Bontempi era ben inserito nel mondo sociale colto di Lanciano, intrattenendo rapporti con Gennaro Finamore, il poeta e storico locale Luigi Renzetti e suo fratello Camillo che parteciparono anche alle Maggiolate di Ortona, Domenico Bielli compilatore di un vocabolario abruzzese, Federico Mola professore orsognese e studioso dei temi più disparati, Modesto della Porta il poeta sarto di Guardiagrele, il consigliere comunale e poeta Giulio Sigismondi[1] di San Vito, e poi i rapporti col senatore Paolucci, Ciampoli, Pantini, le compagnie filodrammatiche Alfieri di Lanciano, quella Dopolavorista del Marrucino di Chieti ecc.[2] 
Mola e Bontempi diressero per pochi numeri inoltre una rivista: le “Città d’Abruzzo illustrate”, dove si ripromettevano di descrivere, con l’ausilio di vari studiosi locali, le maggiori città abruzzesi; progetto molto ambizioso che però si ridusse solo all’area frentana e pescarese, parlando di Lanciano, Orsogna, Guardiagrele, Castel Frentano, San Vito e qualche altro centro. Ciononostante, questi libretti, quasi tutti conservati nella biblioteca comunale di Lanciano, sono preziosi per scoprire varie particolarità e curiosità di questi paesi, specialmente Guardiagrele, che era oltre a Lanciano una delle città più ricche e belle descritte. L’intento era proprio quello di illustrare, con leggerezza, quasi una guida turistica, alcune realtà poco conosciute dell’Abruzzo. Mentre Lanciano risaltò per la bellezza dei monumenti e delle secolari tradizioni, Guardiagrele risaltò per la bottega dei fratelli Ranieri esperiti nella lavorazione del ferro, per gli oggetti d’arte sacra e per la maestria di Nicola da Guardiagrele, oltre che per l’erezione recente del Sacrario ai Caduti d’Abruzzo nel 1923. Ciò che cercarono Mola e Bontempi fu proprio la collaborazione con studiosi d’arte e storia locale come Giuseppe Iezzi, don Filippo Ferrari, Luigi Renzetti, Francesco Verlengia nel redigere queste piccole e pregiate guide dei paesi abruzzesi, che sarebbero state veramente deliziose, se si fossero estese alle cittadine del teramano, dell’aquilano, della valle Peligna. Peccato davvero! Nel numero di Castel Frentano si spaziava dalle notizie storiche finora note a quelle storico artistiche, a quelle curiose sulla presenza del corpo di don Iginio Vergily, a quelle del teatro e della musica, dove si elogiavamo i giovani talenti di Liberati e Di Loreto. Se Eduardo Di Loreto intraprese a metà anni ’20 la via del teatro, un po’ lo ha dovuto anche alla sapienza e all’intraprendenza vulcanica del Bontempi, che appunto meriterebbe un po’ più di attenzione e riconoscimento, insieme a tutte quelle altre eminenti personalità che “forgiarono” l’identità Abruzzese nel primo trentennio del ‘900.

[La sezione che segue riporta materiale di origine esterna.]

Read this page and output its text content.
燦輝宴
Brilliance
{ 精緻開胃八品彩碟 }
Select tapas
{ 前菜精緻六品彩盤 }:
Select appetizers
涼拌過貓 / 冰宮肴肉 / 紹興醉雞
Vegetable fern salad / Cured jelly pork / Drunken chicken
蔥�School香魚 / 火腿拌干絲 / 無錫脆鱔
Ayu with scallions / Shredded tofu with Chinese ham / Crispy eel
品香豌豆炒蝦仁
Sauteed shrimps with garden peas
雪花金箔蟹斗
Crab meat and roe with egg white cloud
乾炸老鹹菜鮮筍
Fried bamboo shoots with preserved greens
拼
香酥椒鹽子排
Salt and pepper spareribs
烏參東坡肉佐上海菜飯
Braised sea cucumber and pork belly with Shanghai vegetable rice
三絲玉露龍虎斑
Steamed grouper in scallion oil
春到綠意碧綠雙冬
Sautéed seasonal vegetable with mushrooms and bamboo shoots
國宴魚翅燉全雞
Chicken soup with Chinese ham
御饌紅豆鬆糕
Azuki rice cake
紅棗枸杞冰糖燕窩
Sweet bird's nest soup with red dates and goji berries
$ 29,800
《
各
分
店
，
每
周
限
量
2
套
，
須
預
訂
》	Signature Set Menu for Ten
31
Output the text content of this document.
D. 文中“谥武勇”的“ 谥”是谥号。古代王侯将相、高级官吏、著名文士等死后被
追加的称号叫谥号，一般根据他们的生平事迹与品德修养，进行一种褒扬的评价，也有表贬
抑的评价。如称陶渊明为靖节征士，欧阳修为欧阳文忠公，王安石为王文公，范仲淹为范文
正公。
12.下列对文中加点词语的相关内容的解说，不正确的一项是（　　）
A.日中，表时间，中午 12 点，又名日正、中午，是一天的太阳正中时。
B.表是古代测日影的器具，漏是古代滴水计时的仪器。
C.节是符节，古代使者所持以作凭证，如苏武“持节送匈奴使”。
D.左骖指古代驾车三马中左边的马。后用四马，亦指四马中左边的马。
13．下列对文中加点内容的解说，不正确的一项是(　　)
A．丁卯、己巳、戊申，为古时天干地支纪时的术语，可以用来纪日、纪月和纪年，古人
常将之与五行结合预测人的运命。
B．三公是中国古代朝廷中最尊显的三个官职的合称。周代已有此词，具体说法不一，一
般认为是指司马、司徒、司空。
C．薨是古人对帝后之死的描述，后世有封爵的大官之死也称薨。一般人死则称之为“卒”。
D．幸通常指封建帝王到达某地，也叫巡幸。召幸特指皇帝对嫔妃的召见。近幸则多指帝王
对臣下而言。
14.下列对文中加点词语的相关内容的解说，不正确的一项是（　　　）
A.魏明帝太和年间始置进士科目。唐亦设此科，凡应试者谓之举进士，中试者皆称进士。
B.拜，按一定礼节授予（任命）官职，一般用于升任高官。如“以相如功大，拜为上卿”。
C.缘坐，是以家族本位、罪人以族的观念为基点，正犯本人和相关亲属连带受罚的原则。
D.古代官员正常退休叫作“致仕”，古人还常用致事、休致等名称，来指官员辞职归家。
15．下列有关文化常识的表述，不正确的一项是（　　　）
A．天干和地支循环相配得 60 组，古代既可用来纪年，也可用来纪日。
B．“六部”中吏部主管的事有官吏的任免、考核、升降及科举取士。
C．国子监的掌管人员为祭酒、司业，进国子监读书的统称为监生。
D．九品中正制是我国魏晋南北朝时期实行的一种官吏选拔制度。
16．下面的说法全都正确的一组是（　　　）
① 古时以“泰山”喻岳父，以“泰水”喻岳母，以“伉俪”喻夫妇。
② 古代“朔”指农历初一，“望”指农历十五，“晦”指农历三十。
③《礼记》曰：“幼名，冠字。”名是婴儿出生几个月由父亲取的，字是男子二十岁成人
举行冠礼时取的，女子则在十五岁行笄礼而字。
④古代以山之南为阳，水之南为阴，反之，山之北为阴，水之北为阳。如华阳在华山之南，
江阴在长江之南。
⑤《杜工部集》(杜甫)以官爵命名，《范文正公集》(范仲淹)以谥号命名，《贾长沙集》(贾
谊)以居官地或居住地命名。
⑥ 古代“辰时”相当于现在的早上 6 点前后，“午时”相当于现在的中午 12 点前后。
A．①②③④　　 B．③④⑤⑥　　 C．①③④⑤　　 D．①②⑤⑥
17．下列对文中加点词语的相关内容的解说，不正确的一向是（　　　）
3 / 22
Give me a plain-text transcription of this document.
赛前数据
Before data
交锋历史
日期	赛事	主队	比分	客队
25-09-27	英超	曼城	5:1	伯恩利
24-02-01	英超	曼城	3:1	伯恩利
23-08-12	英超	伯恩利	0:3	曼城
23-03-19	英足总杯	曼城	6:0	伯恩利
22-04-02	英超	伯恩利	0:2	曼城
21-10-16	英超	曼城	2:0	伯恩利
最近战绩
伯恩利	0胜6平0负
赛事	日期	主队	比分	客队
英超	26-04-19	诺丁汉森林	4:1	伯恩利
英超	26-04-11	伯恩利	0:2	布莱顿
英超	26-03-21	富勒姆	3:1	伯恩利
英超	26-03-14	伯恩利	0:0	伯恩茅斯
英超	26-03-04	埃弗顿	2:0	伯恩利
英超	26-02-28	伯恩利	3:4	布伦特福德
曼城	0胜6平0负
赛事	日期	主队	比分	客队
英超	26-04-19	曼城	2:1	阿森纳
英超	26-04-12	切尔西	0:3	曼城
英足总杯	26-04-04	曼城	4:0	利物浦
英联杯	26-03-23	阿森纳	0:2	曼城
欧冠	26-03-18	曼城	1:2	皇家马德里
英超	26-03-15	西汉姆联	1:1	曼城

Tra le ultime opere scritte da Bontempi, Noi siamo le colonne, nella quale c’è sempre un contrasto tra società dagli antichi valori, e società moderna e consumistica degli anni ’60, e infine Girandole, del 1982, una commedia per bambini in cui si rievocano le vecchie glorie del nostro anziano capocomico, dal volto paffuto e solare, che si spegnerà novantenne  un anno più tardi. Allo stato attuale a Lanciano non c’è nemmeno uno slargo o una strada intitolata a questo valente comico e maestro di teatro!







[1] Ci piace ricordare che anche Sigismondi si inserì nel dibattito del teatro dialettale abruzzese, tanto da pubblicare col titolo: “Teatro Abruzzese – Passa l’Angele e dice ammèn” a cura di Virgilio Sigismondi, una sua raccolta di testi teatrali, poi riedita in anastatica a cura del figlio Virgilio.

[2] Ricordi di un filodrammatico in Lanciano, o cara, a cura di Giovanni Nativio, Itinerari, Lanciano 1979.